Les Maitres d’Autrefois (Paris, 1876)
CORESUS AND CALLIRHOE
(FRAGONARD)
EDMOND AND JULES DE GONCOURT
Poets were lacking in the last century. I do not say rhymers, versifiers and mechanical arrangers of words; I say poets. Poetry, taking the expression in the truth and height of its meaning; poetry, which is an elevation or an enchantment of the imagination, the contribution of an ideal of reverie or gaiety to human thought; poetry, which carries away and suspends above the world the soul of a period and the spirit of a people, was unknown to the France of the Eighteenth Century, and her two only poets were two painters: Watteau and Fragonard.
Watteau, the man of the North, the child of Flanders, the great poet of Love! the master of sweet serenity and tender Paradises, whose work may be likened to the Elysian Field of Passion! Watteau, the melancholy enchanter who has made nature sigh so heavily in his autumn woods, full of regret around dreamful pleasure! Watteau, the Pensieroso of the Regency; Fragonard, the little poet of the Art of Love of the time.
Have you noticed in L’Embarquement de Cythere all those naked little forms of saucy and knavish Loves half lost in the heights of the sky? Where are they going?
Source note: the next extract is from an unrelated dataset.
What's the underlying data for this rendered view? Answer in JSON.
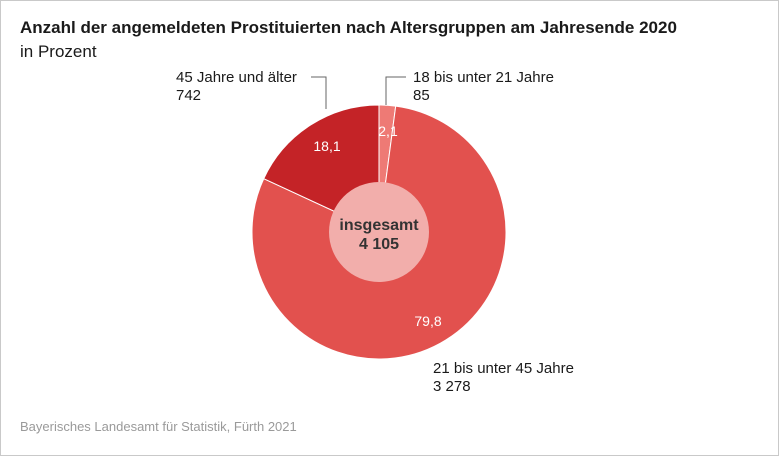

They are going to play at Fragonard’s and to put on his palette the hues of their butterfly wings.
[Illustration: CORESUS AND CALLIRHOE.
Fragonard.]
Fragonard is the bold narrator, the gallant amoroso, the rogue with Gallic malice, nearly Italian in genius but French in spirit; the man of foreshortened mythology and roguish undress, of skies made rosy by the flesh of goddesses and alcoves lighted with female nudity.